Real-time estimation model for magnetic arc blow angle based on auxiliary task learning

Magnetic arc blow during the welding of submersible pressure hulls can severely impact the weld quality. Real-time estimation of the arc posture by the teaching-replay welding robot is a crucial and challenging step for further correction of the magnetic blow. This paper proposes a lightweight deep learning model capable of real-time estimation of the welding arc posture. The model takes arc images as input and outputs the angle of arc magnetic blow end-to-end. Specifically, to enable the model to learn the prior knowledge of human perception of arc magnetic blow angles, a training strategy utilizing keypoint detection as an auxiliary task has been proposed.
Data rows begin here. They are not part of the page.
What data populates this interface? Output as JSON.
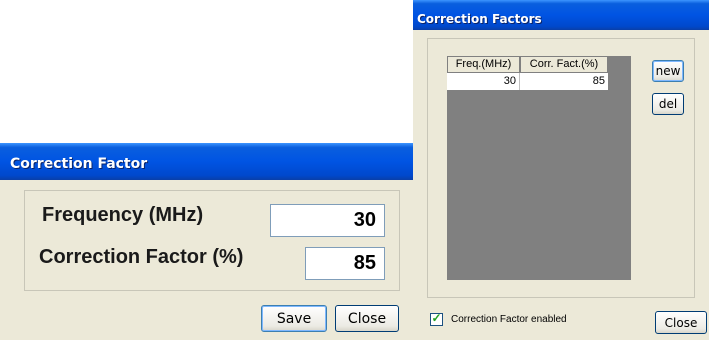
{
  "factors_window": {
    "title": "Correction Factors",
    "table": {
      "columns": [
        "Freq.(MHz)",
        "Corr. Fact.(%)"
      ],
      "rows": [
        [
          "30",
          "85"
        ]
      ]
    },
    "new_label": "new",
    "del_label": "del",
    "enabled_label": "Correction Factor enabled",
    "enabled_checked": true,
    "close_label": "Close"
  },
  "factor_dialog": {
    "title": "Correction Factor",
    "frequency_label": "Frequency (MHz)",
    "frequency_value": "30",
    "factor_label": "Correction Factor (%)",
    "factor_value": "85",
    "save_label": "Save",
    "close_label": "Close"
  }
}
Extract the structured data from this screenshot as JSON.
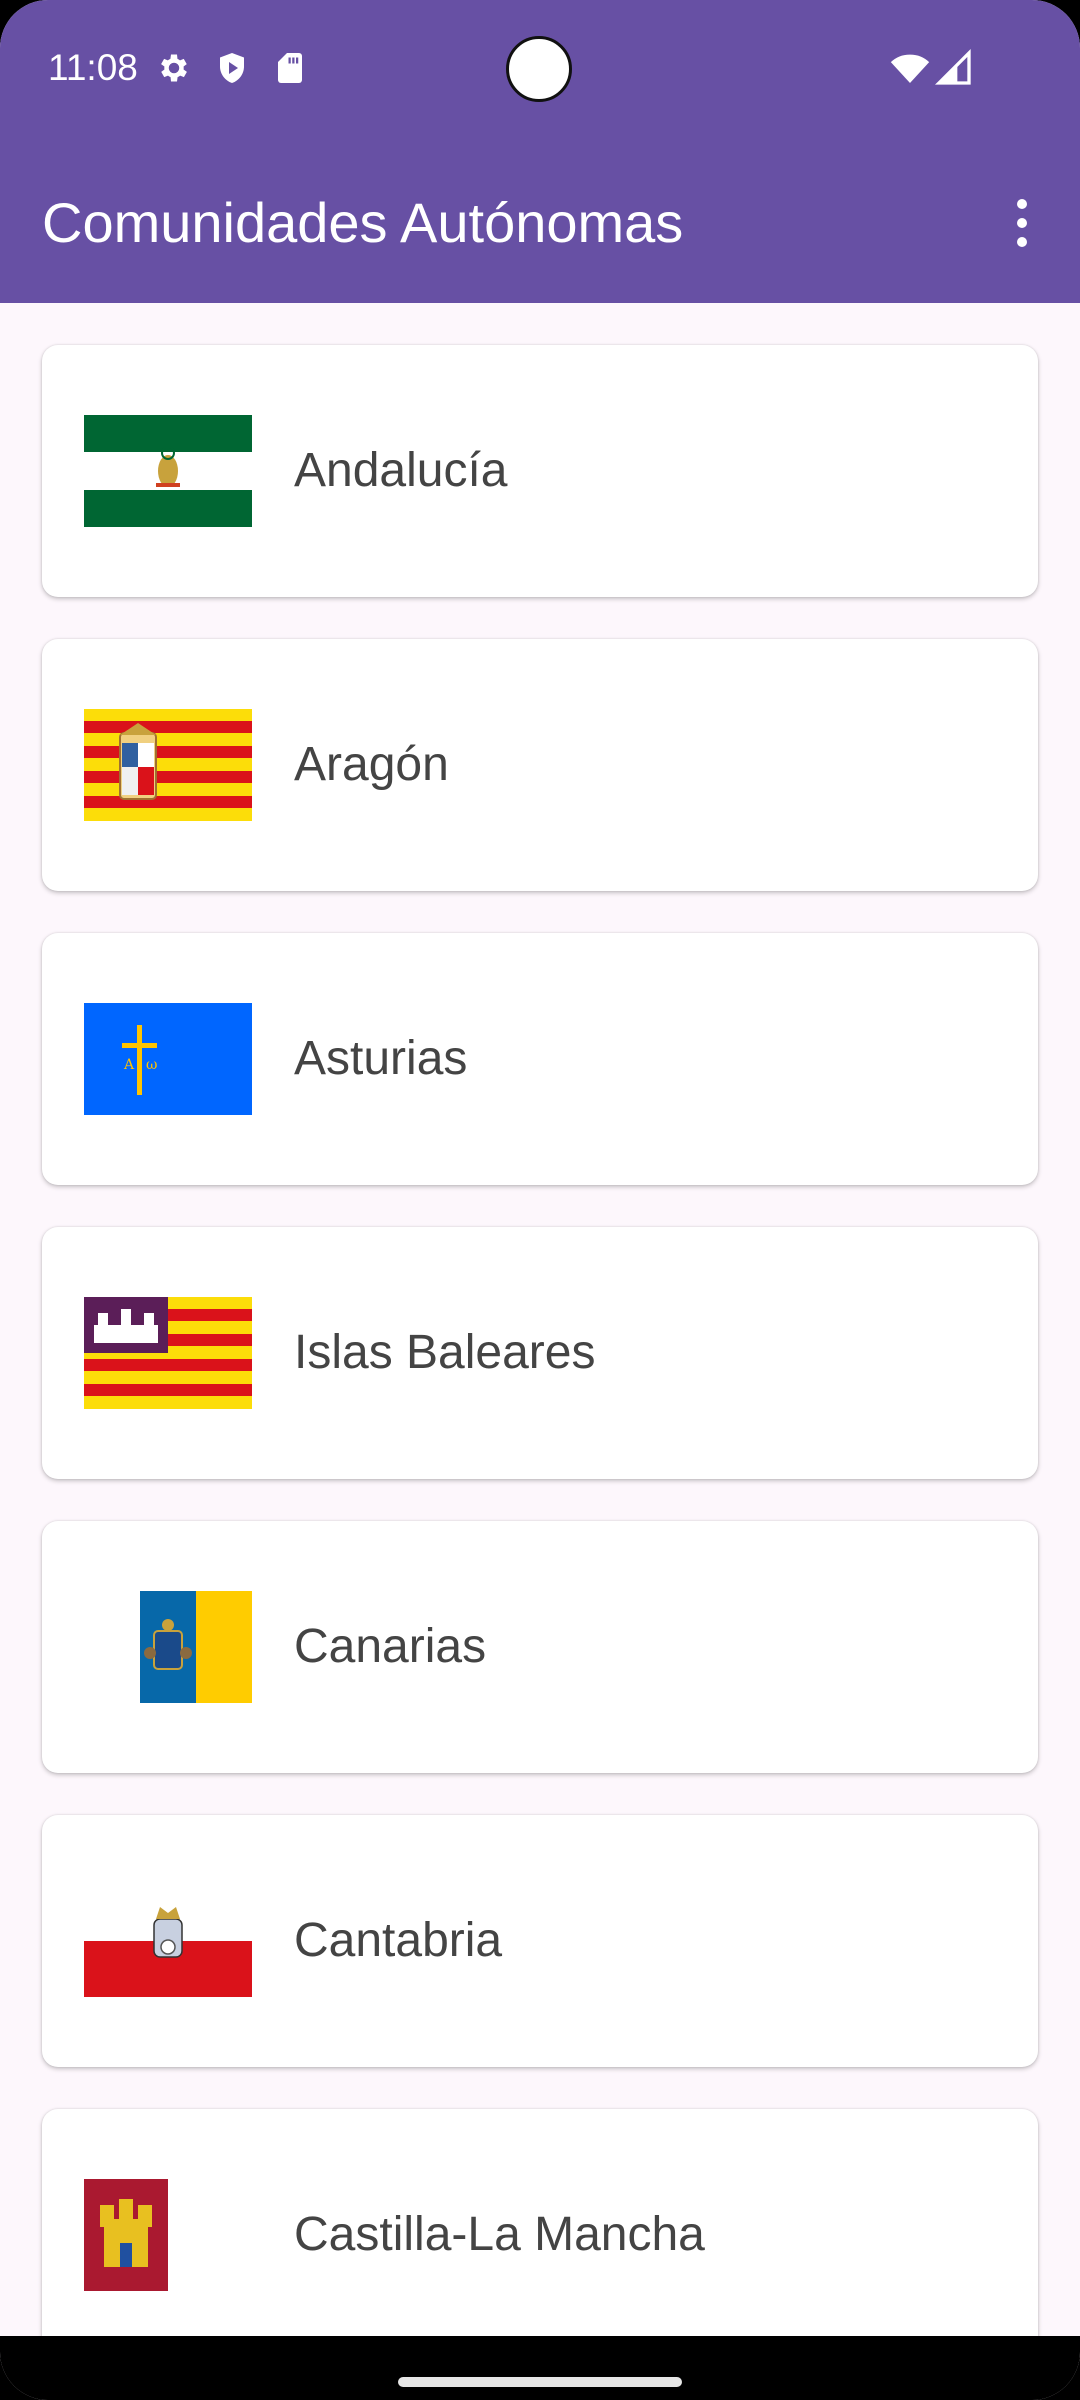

This approach enhances the estimation accuracy of the model without incurring additional inference costs. Additionally, an efficient multi-scale attention (EMA) mechanism was integrated into the angle prediction branch to facilitate the learning of long-range feature dependencies. To confirm the effectiveness of the model, an arc magnetic blow image dataset was constructed for training and testing. The experimental results show that the model achieves a cumulative score (${\mathrm{CS}}_3$) of 98.47 % and a mean absolute error (MAE) of 0.9985° during testing. The model achieves an inference speed of 70.49 FPS on an Intel® Core™ i7-8750H CPU, which satisfies the criteria for real-time monitoring.